Police initially suspected that the murders were connected to a soured business deal involving CFS Financial Corp., a failing investment company. Sheets' husband Gary was the president of CFS, and Christensen a former officer.
But the rumor mill in Salt Lake City was abuzz about another, more exotic, possibility. Christensen and Gary Sheets, both Mormon bishops (local church leaders), were involved in publication of a controversial historical document that challenges the authorized version of the origins of the Church of Jesus Christ of Latter-day Saints. In 1983 Christensen paid a reported $40,000 to Mark Hofmann, 30, a shadowy, highly successful dealer in Mormon documents, for an 1830 manuscript known as the "White Salamander Letter." Written by a disciple of Mormon Founder Joseph Smith, it says Smith's finding of the Book of Mormon came not from an angel of God, as is accepted, but from "an old spirit (which) transfigured himself from a white salamander."
Because it implies that folk magic led Smith to his scriptural discovery, the letter has caused considerable consternation among Mormons, leading some to question their faith. Christensen and Sheets helped finance efforts to determine the document's authenticity, and Christensen ultimately donated the letter to the church. Many in Salt Lake thought the bombings were tied to the church controversy. "Most of us were scared to death," said Ronald Walker, an expert on Mormon documents. "It looked like screwball vendetta against anyone who had dealt with that letter."

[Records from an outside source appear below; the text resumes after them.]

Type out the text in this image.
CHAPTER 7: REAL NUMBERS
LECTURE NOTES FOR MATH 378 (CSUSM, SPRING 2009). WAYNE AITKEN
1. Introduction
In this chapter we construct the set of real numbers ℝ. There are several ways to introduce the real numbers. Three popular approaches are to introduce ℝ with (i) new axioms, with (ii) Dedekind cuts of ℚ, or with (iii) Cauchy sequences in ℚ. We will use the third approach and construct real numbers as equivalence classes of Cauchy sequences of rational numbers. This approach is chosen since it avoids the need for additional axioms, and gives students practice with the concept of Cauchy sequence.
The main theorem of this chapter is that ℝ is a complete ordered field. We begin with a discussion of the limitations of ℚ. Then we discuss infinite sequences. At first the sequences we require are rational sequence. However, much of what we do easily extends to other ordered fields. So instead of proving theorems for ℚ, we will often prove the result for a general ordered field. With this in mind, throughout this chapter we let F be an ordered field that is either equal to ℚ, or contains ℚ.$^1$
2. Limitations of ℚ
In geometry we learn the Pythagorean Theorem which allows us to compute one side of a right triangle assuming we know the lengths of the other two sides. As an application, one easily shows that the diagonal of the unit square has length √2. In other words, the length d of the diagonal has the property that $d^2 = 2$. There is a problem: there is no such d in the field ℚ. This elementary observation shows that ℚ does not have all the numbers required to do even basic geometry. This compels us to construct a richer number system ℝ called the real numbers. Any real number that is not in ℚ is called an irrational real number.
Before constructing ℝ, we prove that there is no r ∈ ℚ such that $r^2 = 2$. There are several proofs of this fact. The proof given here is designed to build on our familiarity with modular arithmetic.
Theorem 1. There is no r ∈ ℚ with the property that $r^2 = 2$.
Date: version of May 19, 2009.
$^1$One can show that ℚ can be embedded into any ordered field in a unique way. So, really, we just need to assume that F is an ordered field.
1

The salamander angle gained credibility the following day when another pipe bomb critically injured Hofmann as he was climbing into his parked car half a block from Salt Lake City's Temple Square. In the Toyota's blackened interior, investigators found pipes and other equipment for bomb manufacture, as well as rare books and valuable documents relating to the Mormon Church. Hofmann, it seemed, had accidentally set off a bomb of his own making. After eight hours of surgery, Hofmann, who was expected to survive, maintained from his hospital bed that he was a target, not an assailant. But police say he is the primary suspect in the deaths of Christensen and Sheets.
"We're looking for a revenge motive now," says Jerry Miller of the federal Bureau of Alcohol, Tobacco and Firearms, one of the more than 40 local, state and federal investigators who are working on the case. One possibility, authorities speculate, is a financial disagreement between Christensen, Sheets and Hofmann over a new document deal in which Christensen may have been acting as an agent for the church. The church-owned daily, the Deseret News, theorizes that Hofmann may have been trying to cover up a complicated forgery of purported Mormon documents. Police at week's end arrested Shannon Flynn, 28, a partner of Hofmann's, for questioning about the bombings that have rocked Salt Lake City and its Mormon community.